Andrew Thompson |
[ watering hole ]
The patrons of Luke’s Bar swear Luke is in the bar. Which is unusual, because Luke is dead. But they swear it. The rattling of the radiator, the invisibly played piano and some vague anecdote about the mysterious appearance of a golf ball are all evidence to the patrons of this Fishtown drinkery that deceased owner Luke McGahan is paying a spectral visit for the bar’s 40th anniversary, which officially hit in November.
Four decades serving drinks earns Luke’s the title of Oldest Bar in Fishtown with the Same Owner, at least according to proprietor Terry Burns-McGahan, Luke’s widow. But over that time, the bar has employed neither expansionist tactics nor marketing campaigns — nothing at all to lure in more customers.
It doesn’t appear that the patronage has changed much, either. The bar today, while hosting a different coterie than it did 40 years ago, still hosts little more than a coterie on most nights: a group of about a dozen Fishtowners — mostly women, with a smattering of men — all willing to chat with whoever comes through the door.
On the night of the 40th anniversary, there isn’t much of a shindig, save for those intimations of Luke’s spirit flying around — celebration enough for Burns-McGahan and the regulars who knew Luke before he succumbed to a spinal stroke in early 2008. It’s quiet — nothing like the scene on Halloween, when the karaoke machine blasted Hank Williams tunes, customers dug into foil trays of meat and ladies danced beneath a wall overhang featuring framed pictures of Luke decked out in drag.
Those photos might be the only visible evidence supporting my friend’s anecdotal claim that Luke’s is the only gay-friendly bar in Fishtown. But when asked about it, Burns-McGahan shrugs off the label — not because her bar isn’t gay-friendly, but because she doesn’t seem to know what to do with the description. “I dunno,” says the owner, pointing to her left to a bar regular. “She’s bi.”
Regardless, the folks who frequent Luke’s consider it an authentic Fishtown bar, but before I can get any of them to explain why, the conversation tumbles into the inevitable microanalysis of the neighborhood’s demarcations. One regular tells me he “can’t fucking stand Fishtowners.” I ask him where he hails from, and he says he lives three blocks away and loves his neighborhood.
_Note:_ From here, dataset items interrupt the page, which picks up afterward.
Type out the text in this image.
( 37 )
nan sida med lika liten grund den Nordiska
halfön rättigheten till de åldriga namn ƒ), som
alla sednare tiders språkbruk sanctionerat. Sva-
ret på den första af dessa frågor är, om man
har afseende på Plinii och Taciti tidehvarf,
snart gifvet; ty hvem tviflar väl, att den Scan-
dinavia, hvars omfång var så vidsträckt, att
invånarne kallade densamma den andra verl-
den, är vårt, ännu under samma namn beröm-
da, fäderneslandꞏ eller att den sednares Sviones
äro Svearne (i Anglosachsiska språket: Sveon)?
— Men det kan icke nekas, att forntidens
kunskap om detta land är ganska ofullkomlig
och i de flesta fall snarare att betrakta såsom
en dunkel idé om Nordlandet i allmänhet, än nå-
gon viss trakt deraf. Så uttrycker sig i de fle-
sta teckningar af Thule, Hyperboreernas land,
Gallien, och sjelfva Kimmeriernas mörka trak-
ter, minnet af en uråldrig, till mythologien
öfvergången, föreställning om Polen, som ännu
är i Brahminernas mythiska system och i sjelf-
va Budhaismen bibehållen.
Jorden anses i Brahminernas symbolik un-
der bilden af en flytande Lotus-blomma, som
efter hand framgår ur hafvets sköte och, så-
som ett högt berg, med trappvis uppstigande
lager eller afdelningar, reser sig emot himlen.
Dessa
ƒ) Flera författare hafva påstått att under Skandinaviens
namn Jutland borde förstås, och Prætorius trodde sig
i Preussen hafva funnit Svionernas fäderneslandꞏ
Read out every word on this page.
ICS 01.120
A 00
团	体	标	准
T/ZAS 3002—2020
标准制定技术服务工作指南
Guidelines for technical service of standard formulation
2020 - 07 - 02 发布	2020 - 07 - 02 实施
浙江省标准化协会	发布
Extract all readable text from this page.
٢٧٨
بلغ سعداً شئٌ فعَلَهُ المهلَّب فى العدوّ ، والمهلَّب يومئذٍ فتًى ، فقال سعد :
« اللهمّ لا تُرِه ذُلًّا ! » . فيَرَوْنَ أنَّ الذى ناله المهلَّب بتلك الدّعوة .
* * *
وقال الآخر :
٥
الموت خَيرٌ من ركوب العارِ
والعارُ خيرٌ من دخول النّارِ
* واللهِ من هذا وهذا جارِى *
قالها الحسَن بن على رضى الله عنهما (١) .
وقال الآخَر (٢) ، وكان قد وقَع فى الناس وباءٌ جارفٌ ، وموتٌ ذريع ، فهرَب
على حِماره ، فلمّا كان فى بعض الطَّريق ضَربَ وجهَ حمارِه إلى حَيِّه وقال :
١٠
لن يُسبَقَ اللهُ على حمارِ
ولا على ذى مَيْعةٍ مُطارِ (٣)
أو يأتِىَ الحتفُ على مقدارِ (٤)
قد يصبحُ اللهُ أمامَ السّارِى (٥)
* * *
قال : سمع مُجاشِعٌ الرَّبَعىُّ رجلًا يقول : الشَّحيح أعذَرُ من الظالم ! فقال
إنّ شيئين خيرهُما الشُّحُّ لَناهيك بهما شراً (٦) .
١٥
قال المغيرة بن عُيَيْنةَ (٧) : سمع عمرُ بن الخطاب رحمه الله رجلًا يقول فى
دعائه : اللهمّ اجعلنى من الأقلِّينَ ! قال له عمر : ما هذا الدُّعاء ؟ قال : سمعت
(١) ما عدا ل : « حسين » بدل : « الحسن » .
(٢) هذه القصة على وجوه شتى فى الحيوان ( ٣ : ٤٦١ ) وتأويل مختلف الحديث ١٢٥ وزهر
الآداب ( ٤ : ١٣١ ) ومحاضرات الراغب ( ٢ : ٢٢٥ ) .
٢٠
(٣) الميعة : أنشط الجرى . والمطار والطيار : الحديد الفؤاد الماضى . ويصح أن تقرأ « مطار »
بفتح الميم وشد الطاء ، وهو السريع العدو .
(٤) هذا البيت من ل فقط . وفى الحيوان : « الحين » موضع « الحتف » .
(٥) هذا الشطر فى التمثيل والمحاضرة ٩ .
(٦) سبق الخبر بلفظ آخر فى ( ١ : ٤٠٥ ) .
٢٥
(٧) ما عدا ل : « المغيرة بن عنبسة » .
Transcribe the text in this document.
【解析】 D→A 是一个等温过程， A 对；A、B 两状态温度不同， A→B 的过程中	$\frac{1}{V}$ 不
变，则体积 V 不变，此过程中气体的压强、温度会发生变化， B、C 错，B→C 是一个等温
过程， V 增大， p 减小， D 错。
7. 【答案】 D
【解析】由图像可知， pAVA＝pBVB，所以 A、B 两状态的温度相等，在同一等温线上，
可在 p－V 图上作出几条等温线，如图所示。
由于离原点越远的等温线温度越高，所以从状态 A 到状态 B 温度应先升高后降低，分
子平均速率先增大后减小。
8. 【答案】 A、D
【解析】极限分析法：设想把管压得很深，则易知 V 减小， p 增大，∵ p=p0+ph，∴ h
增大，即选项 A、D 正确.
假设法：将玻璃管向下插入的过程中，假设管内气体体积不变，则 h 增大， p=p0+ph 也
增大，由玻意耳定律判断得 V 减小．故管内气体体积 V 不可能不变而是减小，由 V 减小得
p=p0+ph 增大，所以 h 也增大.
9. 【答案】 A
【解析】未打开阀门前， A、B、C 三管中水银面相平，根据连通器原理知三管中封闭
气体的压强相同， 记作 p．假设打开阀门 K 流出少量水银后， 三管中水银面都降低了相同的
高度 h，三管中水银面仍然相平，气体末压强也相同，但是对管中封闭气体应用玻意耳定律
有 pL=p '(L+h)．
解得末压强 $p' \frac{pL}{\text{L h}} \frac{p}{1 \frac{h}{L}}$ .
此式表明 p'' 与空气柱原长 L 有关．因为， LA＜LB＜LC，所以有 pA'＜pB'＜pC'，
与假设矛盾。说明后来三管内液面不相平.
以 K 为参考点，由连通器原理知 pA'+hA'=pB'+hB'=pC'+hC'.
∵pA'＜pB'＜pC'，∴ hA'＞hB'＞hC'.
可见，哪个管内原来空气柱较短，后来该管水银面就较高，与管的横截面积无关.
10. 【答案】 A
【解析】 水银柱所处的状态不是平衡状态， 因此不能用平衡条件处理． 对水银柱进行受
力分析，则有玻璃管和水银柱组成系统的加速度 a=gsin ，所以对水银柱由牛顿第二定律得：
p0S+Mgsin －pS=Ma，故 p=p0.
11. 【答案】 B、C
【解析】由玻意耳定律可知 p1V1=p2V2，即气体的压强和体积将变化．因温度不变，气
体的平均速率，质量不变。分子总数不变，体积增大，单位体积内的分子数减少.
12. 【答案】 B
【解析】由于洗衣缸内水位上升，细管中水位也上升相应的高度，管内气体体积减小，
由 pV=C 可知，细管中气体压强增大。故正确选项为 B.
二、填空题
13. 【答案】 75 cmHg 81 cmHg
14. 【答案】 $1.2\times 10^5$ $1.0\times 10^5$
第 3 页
Most here feel the bar is true to their lives. “I went into Johnny Brenda’s, and not a single person talked to me,” says Joyce Brown, another regular. I tried to explain to her why that may have been the case, but she wasn’t having it. For the folks at Luke’s, bars aren’t venues for wide-spanning craft beer selections and live music. They’re supposed to be small and dark, places where you drink 7-ounce beers out of buckets with smiley faces printed on them. And when you’re done with one bucket, you order another.